Uma Sensível Melhora nas Coberturas da Mídia Internacional em 2023

Já mais longe do espectro da Covid-19, o período de transição e tensão política foi foco no início do ano na mídia internacional cobrindo o Brasil, especialmente devido aos ataques à Brasília de 8 de janeiro. A divisão política que vive a população do país continuou aos olhares, mas foram também feitas análises propositivas e houve um importante foco na sustentabilidade ambiental na área diplomática.

Posse das ministras dos Povos Indígenas, Sonia Guajajara, e da Igualdade Racial, Anielle Franco. Foto: Valter Campanema/Agência Brasil
Posse das ministras dos Povos Indígenas, Sonia Guajajara, e da Igualdade Racial, Anielle Franco. Foto: Valter Campanema/Agência Brasil

Foi neste contexto que o ano começou com as matérias internacionais sobre favelas anunciando um passo em prol da sua representatividade, com sua segunda cria nomeada ministra, Anielle Franco, Ministra da Igualdade Racial e irmã da vereadora assassinada, Marielle Franco, fato noticiado por Time e The Guardian

Nesse contexto de mudança e busca por uma representatividade mais expressa, temos visto as manchetes internacionais sobre favelas cada vez mais tomando cuidados em suas abordagens e dando espaço à voz ativa de seus moradores e agentes. Se comparado com a primeira edição desta série, de 2014, não há dúvida: na época, a grande maioria das reportagens internacionais sobre favelas eram estereotipadas, cheias de narrativas nocivas, contraproducentes, e preguiçosas. Com isso começávamos o levantamento anual com as piores reportagens, pois haviam pouquíssimas boas matérias. E por que isso é importante? Porque nossos governos, do federal ao municipal, se norteiam em suas ações e percepções, também pela opinião pública internacional.

Hoje, no entanto, a maioria das matérias internacionais saindo em grandes meios sobre favelas contam com moradores como os protagonistas e exploram temas bem variados, alguns apresentando visões profundas e com significativo nuance. Com isso, este ano iremos focar só nelas—as melhores—mencionando erros e limitações das mesmas quando apropriado, ao longo da matéria.
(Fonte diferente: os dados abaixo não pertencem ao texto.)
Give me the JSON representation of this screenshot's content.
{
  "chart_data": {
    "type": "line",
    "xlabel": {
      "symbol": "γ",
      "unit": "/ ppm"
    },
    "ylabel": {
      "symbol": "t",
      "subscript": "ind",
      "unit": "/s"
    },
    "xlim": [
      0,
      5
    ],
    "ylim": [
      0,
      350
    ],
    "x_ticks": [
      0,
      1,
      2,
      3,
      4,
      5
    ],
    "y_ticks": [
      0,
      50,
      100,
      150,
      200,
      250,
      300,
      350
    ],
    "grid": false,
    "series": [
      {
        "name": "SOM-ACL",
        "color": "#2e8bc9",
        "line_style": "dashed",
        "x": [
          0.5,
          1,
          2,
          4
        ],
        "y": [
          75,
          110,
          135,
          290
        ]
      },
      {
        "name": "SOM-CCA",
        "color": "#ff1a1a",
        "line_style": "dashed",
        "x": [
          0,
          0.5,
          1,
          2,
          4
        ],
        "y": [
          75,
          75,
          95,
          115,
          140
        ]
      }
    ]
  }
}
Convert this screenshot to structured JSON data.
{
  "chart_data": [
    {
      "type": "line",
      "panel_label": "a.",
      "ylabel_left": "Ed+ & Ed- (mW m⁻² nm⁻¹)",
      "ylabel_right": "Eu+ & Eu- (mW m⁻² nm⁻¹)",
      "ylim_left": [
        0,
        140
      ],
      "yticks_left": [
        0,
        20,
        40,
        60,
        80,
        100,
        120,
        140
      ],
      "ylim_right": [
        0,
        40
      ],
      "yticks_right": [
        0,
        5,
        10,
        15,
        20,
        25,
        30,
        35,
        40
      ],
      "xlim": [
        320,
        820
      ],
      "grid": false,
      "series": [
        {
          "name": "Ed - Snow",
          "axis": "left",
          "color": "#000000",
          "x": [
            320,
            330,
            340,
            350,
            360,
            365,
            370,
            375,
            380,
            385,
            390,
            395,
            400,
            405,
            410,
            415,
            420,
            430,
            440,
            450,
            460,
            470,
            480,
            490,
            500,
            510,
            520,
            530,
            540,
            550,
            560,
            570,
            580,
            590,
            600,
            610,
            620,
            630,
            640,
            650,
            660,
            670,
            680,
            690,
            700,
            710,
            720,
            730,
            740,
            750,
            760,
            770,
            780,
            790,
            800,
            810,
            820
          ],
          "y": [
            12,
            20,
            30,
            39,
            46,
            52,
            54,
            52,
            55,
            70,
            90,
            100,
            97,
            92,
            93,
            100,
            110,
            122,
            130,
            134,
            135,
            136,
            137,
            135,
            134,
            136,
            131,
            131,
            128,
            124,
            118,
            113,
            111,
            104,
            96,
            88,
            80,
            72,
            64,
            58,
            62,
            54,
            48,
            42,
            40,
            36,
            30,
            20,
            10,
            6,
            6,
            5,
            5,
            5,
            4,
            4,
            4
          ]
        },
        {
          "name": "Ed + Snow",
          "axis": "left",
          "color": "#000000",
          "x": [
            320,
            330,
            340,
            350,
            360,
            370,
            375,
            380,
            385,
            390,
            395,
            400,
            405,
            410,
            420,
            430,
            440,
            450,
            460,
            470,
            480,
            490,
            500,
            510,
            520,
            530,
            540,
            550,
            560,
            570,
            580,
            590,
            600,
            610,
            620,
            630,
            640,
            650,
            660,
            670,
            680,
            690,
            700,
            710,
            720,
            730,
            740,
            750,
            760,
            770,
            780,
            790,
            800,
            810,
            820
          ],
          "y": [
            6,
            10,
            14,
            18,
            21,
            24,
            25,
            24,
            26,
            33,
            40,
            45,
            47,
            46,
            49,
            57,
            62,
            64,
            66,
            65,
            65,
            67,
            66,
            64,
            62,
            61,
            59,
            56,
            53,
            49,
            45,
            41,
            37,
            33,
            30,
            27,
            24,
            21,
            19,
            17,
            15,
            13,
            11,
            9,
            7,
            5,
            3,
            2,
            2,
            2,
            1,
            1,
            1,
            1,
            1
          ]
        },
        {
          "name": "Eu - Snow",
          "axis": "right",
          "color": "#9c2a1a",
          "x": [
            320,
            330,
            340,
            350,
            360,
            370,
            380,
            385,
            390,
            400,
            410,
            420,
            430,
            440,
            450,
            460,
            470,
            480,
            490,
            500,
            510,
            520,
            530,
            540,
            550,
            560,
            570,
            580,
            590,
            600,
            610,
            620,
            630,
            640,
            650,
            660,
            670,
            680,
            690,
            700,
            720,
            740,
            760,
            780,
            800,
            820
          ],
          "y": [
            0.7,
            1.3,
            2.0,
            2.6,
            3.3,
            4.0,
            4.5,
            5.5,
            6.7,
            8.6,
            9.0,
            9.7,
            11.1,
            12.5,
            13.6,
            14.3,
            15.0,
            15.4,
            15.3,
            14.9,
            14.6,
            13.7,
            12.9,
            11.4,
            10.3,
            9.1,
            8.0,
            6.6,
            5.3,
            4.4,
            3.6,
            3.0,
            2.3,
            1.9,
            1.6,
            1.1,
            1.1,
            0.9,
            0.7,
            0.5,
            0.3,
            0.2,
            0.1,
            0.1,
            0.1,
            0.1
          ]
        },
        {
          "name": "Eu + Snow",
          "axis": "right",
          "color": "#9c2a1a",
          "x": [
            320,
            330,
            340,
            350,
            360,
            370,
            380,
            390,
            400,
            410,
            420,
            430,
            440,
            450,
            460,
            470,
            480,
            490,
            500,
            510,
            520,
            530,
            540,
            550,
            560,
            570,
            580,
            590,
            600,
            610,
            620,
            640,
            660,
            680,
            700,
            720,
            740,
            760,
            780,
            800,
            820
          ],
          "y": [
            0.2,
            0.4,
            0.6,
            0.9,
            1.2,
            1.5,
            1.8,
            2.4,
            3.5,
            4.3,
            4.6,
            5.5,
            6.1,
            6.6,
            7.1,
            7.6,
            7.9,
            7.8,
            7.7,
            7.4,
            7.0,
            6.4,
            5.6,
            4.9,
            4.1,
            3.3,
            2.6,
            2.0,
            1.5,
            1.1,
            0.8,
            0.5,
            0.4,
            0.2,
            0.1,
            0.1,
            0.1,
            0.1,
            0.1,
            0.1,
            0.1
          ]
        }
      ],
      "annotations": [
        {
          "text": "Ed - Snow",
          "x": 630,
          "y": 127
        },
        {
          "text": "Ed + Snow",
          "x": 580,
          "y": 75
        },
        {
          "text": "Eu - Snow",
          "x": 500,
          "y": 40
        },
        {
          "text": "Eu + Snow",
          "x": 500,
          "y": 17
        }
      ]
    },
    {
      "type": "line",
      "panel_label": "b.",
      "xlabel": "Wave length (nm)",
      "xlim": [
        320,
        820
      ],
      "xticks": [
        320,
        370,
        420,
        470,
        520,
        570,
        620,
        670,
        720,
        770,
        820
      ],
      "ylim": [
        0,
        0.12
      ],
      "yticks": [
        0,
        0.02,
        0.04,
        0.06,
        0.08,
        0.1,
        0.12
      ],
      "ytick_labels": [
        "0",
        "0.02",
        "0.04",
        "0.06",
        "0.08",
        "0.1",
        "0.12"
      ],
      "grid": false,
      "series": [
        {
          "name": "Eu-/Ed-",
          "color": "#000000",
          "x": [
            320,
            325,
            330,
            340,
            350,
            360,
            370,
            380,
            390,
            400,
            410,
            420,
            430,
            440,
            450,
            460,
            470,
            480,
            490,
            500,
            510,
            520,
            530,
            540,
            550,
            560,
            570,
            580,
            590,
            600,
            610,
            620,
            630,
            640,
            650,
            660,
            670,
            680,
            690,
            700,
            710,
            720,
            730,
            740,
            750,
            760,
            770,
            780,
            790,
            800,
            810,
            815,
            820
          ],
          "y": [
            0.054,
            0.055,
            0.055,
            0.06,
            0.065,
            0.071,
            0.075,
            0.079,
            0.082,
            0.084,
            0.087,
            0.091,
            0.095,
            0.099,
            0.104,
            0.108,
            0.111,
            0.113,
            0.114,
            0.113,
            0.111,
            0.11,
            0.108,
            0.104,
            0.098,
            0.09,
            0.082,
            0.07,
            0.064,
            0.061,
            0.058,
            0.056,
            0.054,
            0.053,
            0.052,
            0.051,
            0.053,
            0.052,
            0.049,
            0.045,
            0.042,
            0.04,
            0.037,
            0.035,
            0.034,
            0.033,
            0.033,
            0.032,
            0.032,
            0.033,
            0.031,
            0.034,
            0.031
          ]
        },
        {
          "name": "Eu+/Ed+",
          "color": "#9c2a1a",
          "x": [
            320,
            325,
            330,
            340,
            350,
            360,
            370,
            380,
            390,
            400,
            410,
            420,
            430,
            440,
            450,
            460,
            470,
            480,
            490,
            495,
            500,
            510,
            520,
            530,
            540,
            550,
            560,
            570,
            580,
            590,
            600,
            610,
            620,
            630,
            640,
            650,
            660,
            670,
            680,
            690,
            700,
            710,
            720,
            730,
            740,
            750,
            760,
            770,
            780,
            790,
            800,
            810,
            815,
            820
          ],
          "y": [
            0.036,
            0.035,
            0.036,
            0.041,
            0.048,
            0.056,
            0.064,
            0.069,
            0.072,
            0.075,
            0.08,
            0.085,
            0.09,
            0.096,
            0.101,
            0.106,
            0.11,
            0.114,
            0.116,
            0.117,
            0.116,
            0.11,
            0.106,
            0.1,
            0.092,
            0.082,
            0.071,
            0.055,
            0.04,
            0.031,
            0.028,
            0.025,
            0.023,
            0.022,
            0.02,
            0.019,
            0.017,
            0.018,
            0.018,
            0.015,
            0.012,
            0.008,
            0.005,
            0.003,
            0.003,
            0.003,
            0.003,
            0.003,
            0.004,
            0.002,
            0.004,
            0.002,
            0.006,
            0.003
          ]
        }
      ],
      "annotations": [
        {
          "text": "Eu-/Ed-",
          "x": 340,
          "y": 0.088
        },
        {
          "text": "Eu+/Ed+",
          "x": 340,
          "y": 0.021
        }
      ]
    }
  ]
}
Justiça Climática e Protagonismo Local Surgem Como Foco 

Ao longo de 2023, em que vimos a crise climática se acentuar no Brasil e no mundo, um foco crescente de interesse da imprensa internacional surgiu nas favelas como primeiros palcos da transição climática, para pior ou para melhor, e como elas lidam com essa crise, que tem cada vez mais causado a falta de água e energia.

Em abril, The New York Times publicou a matéria “As Favelas do Brasil Oferecem Lições sobre como Construir Confiança”, compartilhando soluções vindas das favelas e conscientizando seu público sobre as crises que as favelas enfrentam, compartilhando o efeito crítico da desconfiança gerada historicamente por governantes sob situações como da pandemia, e a importância dos movimentos comunitários na diminuição dos danos da mesma. Coletivos comunitários do Jacarezinho, Morro dos Prazeres e Maré informaram a matéria.

Membros do LabJaca na sede da organização, no Rio de Janeiro, Brasil. Foto por Ian Cheibub para o The New York Times
Membros do LabJaca na sede da organização, no Rio de Janeiro, Brasil. Foto: Ian Cheibub/The New York Times

Outra abordagem propositiva, Reuters realizou uma reportagem “Munidos de Dados, Moradores de Favelas Exigem Melhores Serviços“, mostrando como favelas na África do Sul e no Brasil, exemplificado pelo LabJaca no Jacarezinho, têm cada vez mais coletado dados próprios entendendo a necessidade de obter dados para se lutar por direitos. A palavra slum, que sempre reforçamos não ser adequada, é utilizada, porém neste caso pode ser entendido pela inclusão da África do Sul na matéria, cujas próprias comunidades fazem uso do termo, que remete ao que no Brasil consideraríamos favelas improvisadas e ainda não consolidadas.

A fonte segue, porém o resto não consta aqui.